- Theatrical release poster
- Directed by: Joaquín Pedretti
- Written by: Joaquín Pedretti Liz María Haedo Milda Rivarola
- Produced by: Lucía Alcain Gabriela Sabaté Cynthia García Calvo Joaquín Pedretti
- Starring: Majo Cabrera
- Cinematography: Guillermo Rovira
- Edited by: Joaquín Pedretti Verónica Seniquel
- Production companies: Productora de la tierra Sabate Films Cyan Producciones
- Release date: September 19, 2024;
- Running time: 99 minutes
- Countries: Paraguay Argentina Chile
- Languages: Spanish Guaraní

= Just One Spring =

Just One Spring (Una sola primavera) is a 2024 drama film co-written, co-produced, and directed by Joaquín Pedretti. The film stars Majo Cabrera, alongside Salma Vera, Ever Enciso, and Miguel Romero. It tells the story of a woman who fights for her revolutionary ideals during the Paraguayan Civil War but is ultimately forced to leave the country. The film is a co-production between Paraguay, Argentina, and Chile.

== Synopsis ==
Nina, a young 20-year-old woman, lives in Asunción in 1947, during the Paraguayan Civil War.

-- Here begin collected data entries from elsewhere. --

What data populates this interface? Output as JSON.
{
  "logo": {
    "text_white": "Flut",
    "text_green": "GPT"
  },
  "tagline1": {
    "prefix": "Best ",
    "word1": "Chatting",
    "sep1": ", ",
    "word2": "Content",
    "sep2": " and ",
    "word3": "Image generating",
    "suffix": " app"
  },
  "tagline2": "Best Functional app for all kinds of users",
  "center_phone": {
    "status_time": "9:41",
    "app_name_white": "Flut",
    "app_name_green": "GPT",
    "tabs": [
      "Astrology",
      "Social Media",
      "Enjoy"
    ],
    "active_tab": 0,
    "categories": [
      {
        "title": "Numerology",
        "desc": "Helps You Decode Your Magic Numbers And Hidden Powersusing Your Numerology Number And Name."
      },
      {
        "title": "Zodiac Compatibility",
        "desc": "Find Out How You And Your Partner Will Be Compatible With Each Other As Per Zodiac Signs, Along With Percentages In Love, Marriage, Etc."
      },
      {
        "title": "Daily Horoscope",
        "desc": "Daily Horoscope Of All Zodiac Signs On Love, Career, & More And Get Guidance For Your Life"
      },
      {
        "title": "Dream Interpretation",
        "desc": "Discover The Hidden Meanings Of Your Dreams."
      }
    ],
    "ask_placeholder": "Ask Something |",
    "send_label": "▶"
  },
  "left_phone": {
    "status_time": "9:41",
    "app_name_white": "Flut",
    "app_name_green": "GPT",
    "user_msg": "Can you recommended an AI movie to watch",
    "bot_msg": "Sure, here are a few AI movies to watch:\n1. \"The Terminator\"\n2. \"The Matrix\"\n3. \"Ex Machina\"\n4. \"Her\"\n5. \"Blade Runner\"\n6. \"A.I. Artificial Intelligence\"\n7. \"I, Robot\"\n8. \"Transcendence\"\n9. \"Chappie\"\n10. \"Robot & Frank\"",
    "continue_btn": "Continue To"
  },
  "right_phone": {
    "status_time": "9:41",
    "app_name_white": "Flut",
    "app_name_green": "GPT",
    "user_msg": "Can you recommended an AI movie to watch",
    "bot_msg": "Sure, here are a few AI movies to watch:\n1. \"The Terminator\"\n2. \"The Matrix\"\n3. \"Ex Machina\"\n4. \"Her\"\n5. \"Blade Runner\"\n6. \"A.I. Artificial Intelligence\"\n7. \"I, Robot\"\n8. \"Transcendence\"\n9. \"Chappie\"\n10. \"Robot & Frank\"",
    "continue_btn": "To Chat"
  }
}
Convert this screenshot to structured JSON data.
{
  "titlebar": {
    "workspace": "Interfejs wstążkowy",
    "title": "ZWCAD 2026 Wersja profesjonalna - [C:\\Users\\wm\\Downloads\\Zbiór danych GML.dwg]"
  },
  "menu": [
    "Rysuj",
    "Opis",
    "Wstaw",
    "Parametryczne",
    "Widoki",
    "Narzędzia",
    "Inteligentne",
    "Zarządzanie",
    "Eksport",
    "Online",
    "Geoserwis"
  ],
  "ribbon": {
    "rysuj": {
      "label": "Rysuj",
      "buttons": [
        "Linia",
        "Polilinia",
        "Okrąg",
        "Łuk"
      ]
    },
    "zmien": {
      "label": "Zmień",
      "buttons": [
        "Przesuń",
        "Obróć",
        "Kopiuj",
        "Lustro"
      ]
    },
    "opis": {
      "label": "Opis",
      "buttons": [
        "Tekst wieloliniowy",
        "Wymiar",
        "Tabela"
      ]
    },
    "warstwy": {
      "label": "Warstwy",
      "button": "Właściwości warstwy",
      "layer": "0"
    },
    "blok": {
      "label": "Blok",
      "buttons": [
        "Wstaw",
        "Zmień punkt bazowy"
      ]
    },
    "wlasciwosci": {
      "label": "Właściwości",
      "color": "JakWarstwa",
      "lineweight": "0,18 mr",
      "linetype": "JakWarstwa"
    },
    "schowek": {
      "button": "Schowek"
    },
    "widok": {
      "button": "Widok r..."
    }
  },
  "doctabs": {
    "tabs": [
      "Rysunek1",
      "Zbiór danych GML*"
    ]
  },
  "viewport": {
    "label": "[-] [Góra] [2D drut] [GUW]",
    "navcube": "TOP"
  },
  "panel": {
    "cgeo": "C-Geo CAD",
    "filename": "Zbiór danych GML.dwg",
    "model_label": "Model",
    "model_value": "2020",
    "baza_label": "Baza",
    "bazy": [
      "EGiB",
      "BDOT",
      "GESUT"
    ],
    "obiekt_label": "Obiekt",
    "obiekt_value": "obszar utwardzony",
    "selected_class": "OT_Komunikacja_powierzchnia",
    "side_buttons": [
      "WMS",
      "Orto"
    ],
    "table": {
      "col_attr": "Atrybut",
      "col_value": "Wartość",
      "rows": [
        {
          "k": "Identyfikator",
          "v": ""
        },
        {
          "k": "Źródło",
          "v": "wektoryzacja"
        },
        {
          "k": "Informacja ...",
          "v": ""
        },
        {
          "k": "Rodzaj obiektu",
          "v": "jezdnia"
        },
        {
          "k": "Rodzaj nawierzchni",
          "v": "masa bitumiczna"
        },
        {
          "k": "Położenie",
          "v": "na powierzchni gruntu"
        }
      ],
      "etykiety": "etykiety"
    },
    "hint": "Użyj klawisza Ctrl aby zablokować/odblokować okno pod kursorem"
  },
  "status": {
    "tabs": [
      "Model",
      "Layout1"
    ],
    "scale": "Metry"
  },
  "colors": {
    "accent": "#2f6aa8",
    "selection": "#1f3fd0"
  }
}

She dreams of becoming a singer but is forced to work as a maid in a conservative environment after her family flees. Despite this, she dedicates herself to the revolution, helping to free various political prisoners, including Raúl, with whom she begins an affair. However, after becoming pregnant and being abandoned by her lover, she is forced to flee the country.

== Cast ==

- Majo Cabrera as Nina
- Salma Vera
- Ever Enciso
- Miguel Romero
- Mauricio Paniagua
- Sonia Tiranti

== Production ==
Principal photography was planned to begin in mid-2020, but was not carried out due to the COVID-19 pandemic. Finally, it was filmed in mid-2021 in Corrientes, Argentina.

== Release ==
It premiered on September 19, 2024, in Paraguayan theaters.